Accidentally, and perhaps even unknowingly, Eufália Cristina Paz de Almeida may have found her method. A largely conceptual artist that has worked in paint, drawing and mixed media, the Brazilian-born Paz de Almeida recently began combining personal experience, photographic image and text to construct effecting and sometimes deeply personal narratives.
Paz de Almeida, who holds a Master of Fine Art Photography from the Istituto Europeo di Design in addition to a Masters in Public Health, came to photography by accident.
“Photography for me was one… out of the blue,” the artist said. “I studied visual arts in Australia, and when I finished I decided to go backpacking in Southeast Asia looking for inspiration. I was really into paintings and drawings [and] I was photographing everything because I wanted to paint everything.”
But it was the response she received after sharing her work that encouraged Paz de Almeida to seriously pursue photography. “I realized that photography was different,” she said. “It was something that I was sharing; I was on my own, but at the same time I wasn’t.”
The freedom the medium allows her would also serve to convince Paz de Almeida. “I can really express myself. It’s something that happens out of your physical existence. It’s magic.”
Appropriately, the Brazilian’s approach to making photographs is anything but commonplace. As with her many contemporaries, such as Martha Rosler, Lorna Simpson and Jeff Wolin, Paz de Almeida follows a long history of combining written text with images.
But similar to French conceptual artist Sophie Calle, her work probes the private lives of others: from her father’s, mother’s and stepmother’s in The Destiny of a Heart to that of a total stranger in her 2011 piece, A Man in the Park. And, again like Calle’s, while the photographs may serve as catalyst, it is the text that matters most, the work more performance than exhibition.

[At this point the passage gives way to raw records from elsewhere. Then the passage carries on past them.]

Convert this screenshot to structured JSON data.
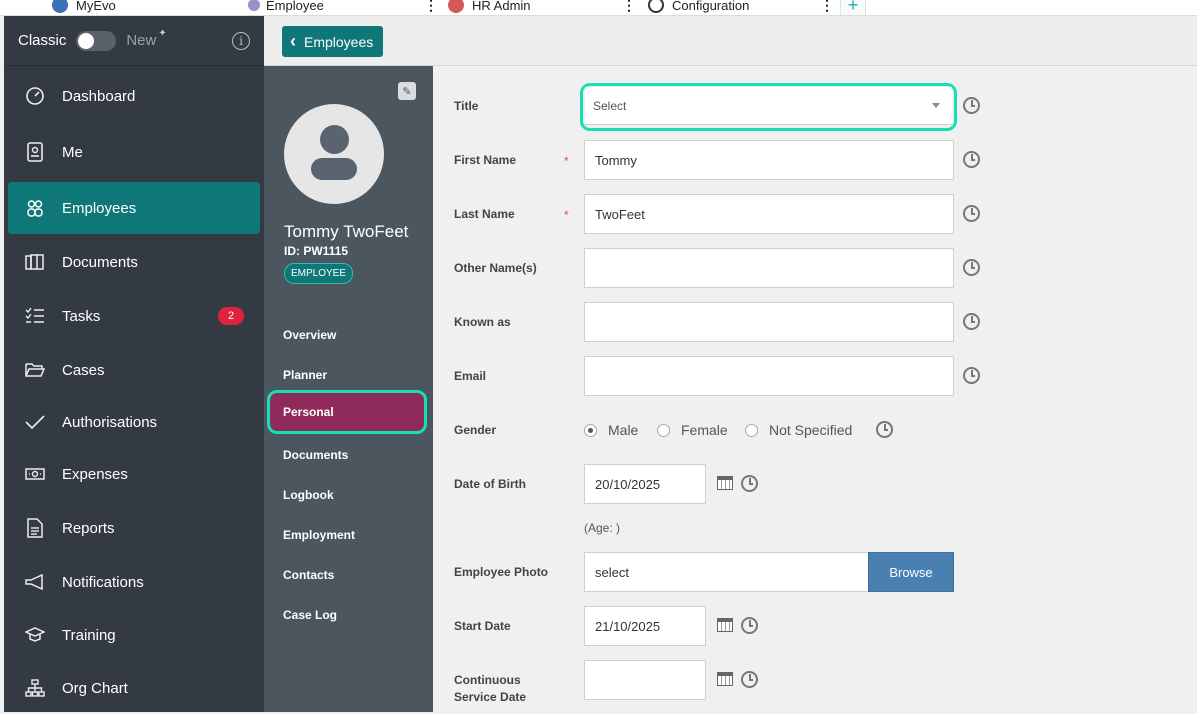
{
  "tabs": [
    {
      "label": "MyEvo",
      "icon": "myevo-icon"
    },
    {
      "label": "Employee",
      "icon": "employee-icon"
    },
    {
      "label": "HR Admin",
      "icon": "hr-admin-icon"
    },
    {
      "label": "Configuration",
      "icon": "gear-icon"
    }
  ],
  "sidebar": {
    "classic_label": "Classic",
    "new_label": "New",
    "items": [
      {
        "label": "Dashboard",
        "icon": "gauge-icon"
      },
      {
        "label": "Me",
        "icon": "id-badge-icon"
      },
      {
        "label": "Employees",
        "icon": "people-icon",
        "active": true
      },
      {
        "label": "Documents",
        "icon": "documents-icon"
      },
      {
        "label": "Tasks",
        "icon": "checklist-icon",
        "badge": "2"
      },
      {
        "label": "Cases",
        "icon": "folder-icon"
      },
      {
        "label": "Authorisations",
        "icon": "check-icon"
      },
      {
        "label": "Expenses",
        "icon": "cash-icon"
      },
      {
        "label": "Reports",
        "icon": "report-icon"
      },
      {
        "label": "Notifications",
        "icon": "megaphone-icon"
      },
      {
        "label": "Training",
        "icon": "graduation-cap-icon"
      },
      {
        "label": "Org Chart",
        "icon": "org-chart-icon"
      }
    ]
  },
  "header": {
    "back_label": "Employees"
  },
  "profile": {
    "name": "Tommy TwoFeet",
    "id_text": "ID: PW1115",
    "badge": "EMPLOYEE",
    "nav": [
      "Overview",
      "Planner",
      "Personal",
      "Documents",
      "Logbook",
      "Employment",
      "Contacts",
      "Case Log"
    ],
    "active_nav": "Personal"
  },
  "form": {
    "title_label": "Title",
    "title_value": "Select",
    "first_name_label": "First Name",
    "first_name_value": "Tommy",
    "last_name_label": "Last Name",
    "last_name_value": "TwoFeet",
    "other_names_label": "Other Name(s)",
    "other_names_value": "",
    "known_as_label": "Known as",
    "known_as_value": "",
    "email_label": "Email",
    "email_value": "",
    "gender_label": "Gender",
    "gender_options": [
      "Male",
      "Female",
      "Not Specified"
    ],
    "gender_selected": "Male",
    "dob_label": "Date of Birth",
    "dob_value": "20/10/2025",
    "age_text": "(Age: )",
    "photo_label": "Employee Photo",
    "photo_value": "select",
    "browse_label": "Browse",
    "start_date_label": "Start Date",
    "start_date_value": "21/10/2025",
    "continuous_label_1": "Continuous",
    "continuous_label_2": "Service Date",
    "continuous_value": "",
    "required_mark": "*"
  },
  "colors": {
    "accent": "#0f7778",
    "highlight": "#14e0b3",
    "active_profile_nav": "#8f2b5a",
    "sidebar_bg": "#343a44",
    "badge": "#e0223c"
  }
}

In The Destiny of a Heart, Paz de Almeida borrows from the romanticism of early Brazilian literature and the melodrama of the Latin-American telenovela to tell the story of her father, Sebastião Paz de Almeida, and of his marriage, divorce and remarriage to two “Marlis”—two individual women, both born in 1957, the very same year that the artist finds him—then thirty-five years their senior, captured in an unflattering photograph at a carnival.
Born in 1924 during the “coronelismo” period in Brazil, the senior Paz de Almeida marries Marli Terezinha Gomes, who she met as a child aged six, and whom, as her aunt later reminded her, she had casually announced she would marry.

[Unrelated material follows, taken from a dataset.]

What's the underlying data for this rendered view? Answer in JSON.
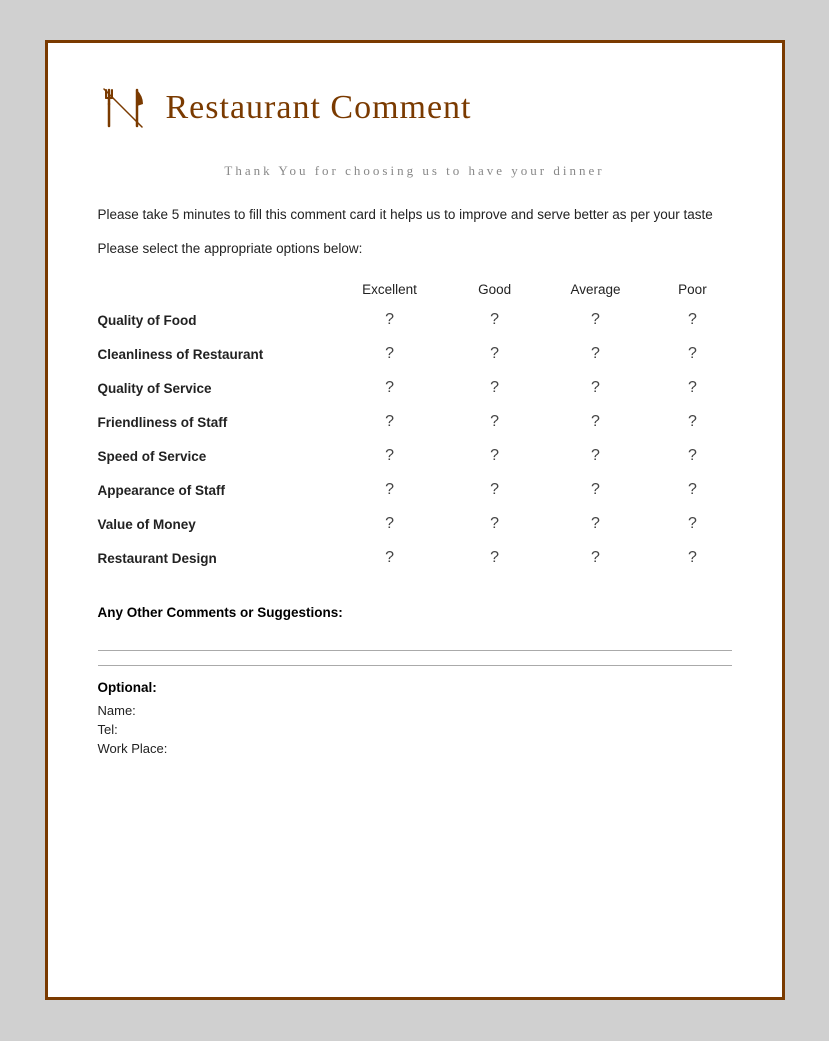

After divorcing, Paz de Almeida remarries, marrying his wife’s namesake, Marli Prato de Matos, and building a house next door to his previous one, “such was his love for his family as well as his desire to control it.”
And it is from this point that the narrative begins. Unfolding like memory, sequential, non-sequential, jarring and scattered, Paz de Almeida literally takes on the role of her father, moving forward and backward through his life.
We learn of his political power, an authoritarian, domineering man, who presumed his authority in his home life as much as he did his professional one.
And, ultimately, we learn of his death, his heart failing as he’s being flown to hospital to receive medical attention:
A heart that loved so much it couldn’t handle the way it grew up. Too big to function, it stopped beating on the 15th of February, Nine Thousand Meters up in the sky”.
Paz de Almeida’s series is not the photographic narrative we have become accustomed to seeing. It does not fit comfortably within the framework of the well-made project nor do the photographs: the primary subjects (here alone breaking formula, there is more than one) do not receive central placement within the frame.
They are not the largest element, they are not addressed frontally or head-on, and they aren’t always in sharpest focus. For some, arguably, the photographs might even be considered banal or boring.
And initially, the photographs of Campos Novos, of Paz de Almeida’s side-by-side homes, or of the screened partition offer the viewer little in the way of clues. For some, the texts and images that follow appear, at first glance, out of place and disjointed.
Like a memory that has begun to fade, we are left feeling uncertain. As actor, Paz de Almeida appears both foreground and background in the photographs, participant and voyeur. Is he really present here? How present was he when he was alive? And as he stands behind his first wife and her new partner, are we to assume the senior Paz de Almeida’s presence survived his passing?
Yet contrary to their apparent supporting role, it is in fact the images that make the work complete. Much like vignettes in a film, the photographs in The Destiny of a Heart are meant to settle in the viewer’s memory, image and text to be considered and reconsidered for later review.
To be sure, Paz de Almeida’s work is about a daughter resolving the life of man who, even in death, continues to hold sway over her and her family. But The Destiny of a Heart is also a tale about choices: the decisions we make—or choose not to—that can alter the course of our lives. And in this way Sebastião Paz de Almeida’s life serves as metaphor; a story at once personal and universal, a fable about what is as well as about what might have been.